Edible Garden, which operates over 5,000 retail locations across the U.S., plans to leverage the acquired patented technologies to optimize water use across its existing greenhouse operations while pursuing its Zero-Waste Inspired® farming initiatives. CEO Jim Kras stated the acquisition “significantly strengthens our balance sheet without the need for additional debt” as part of a capital-efficient growth strategy.
Nature’s Miracle Converts $678k Debt to Equity
Nature’s Miracle Holding (OTCQB: NMHI), a vertical farming technology company with a $1.7m market cap, announced that Big Lake Capital LLC, controlled by CEO Tie “James” Li, has converted $678k of debt into 3.4m shares at $0.198 per share under a convertible promissory note signed in April 2025. The conversion creates 29.5% dilution for existing shareholders, increasing shares outstanding from 8.2m to 11.6m.
The convertible note carries a 10% annual interest rate payable monthly with a one-year term, allowing total borrowing of up to $2m. Following this conversion, no amounts remain outstanding from the initial $600k tranche, while the company retains the ability to borrow an additional $1.3m under the note’s terms. The conversion price represents 110% of the company’s closing stock price on April 11, 2025.

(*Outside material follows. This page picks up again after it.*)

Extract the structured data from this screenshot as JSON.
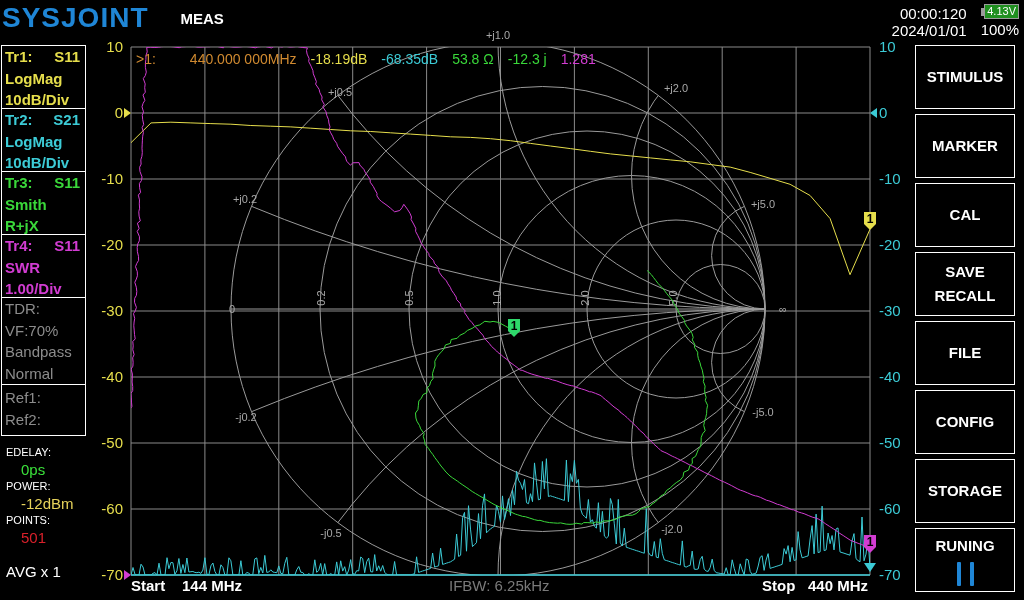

Nature’s Miracle, founded by Li in 2021, provides equipment including horticultural lighting, irrigation systems, and power distribution. The company operates through subsidiaries Visiontech Group and Hydroman, manufacturing grow lights at a facility in Manitoba, Canada.
The company’s stock has declined significantly since its March 2022 SPAC merger with Lakeshore Acquisition II Corp, with market capitalization falling from $88.1m at IPO to the current $1.7m. Recent initiatives include partnerships for mobile vertical farming using electric vehicles in California and a proposed $20m corporate XRP treasury program announced in July 2025.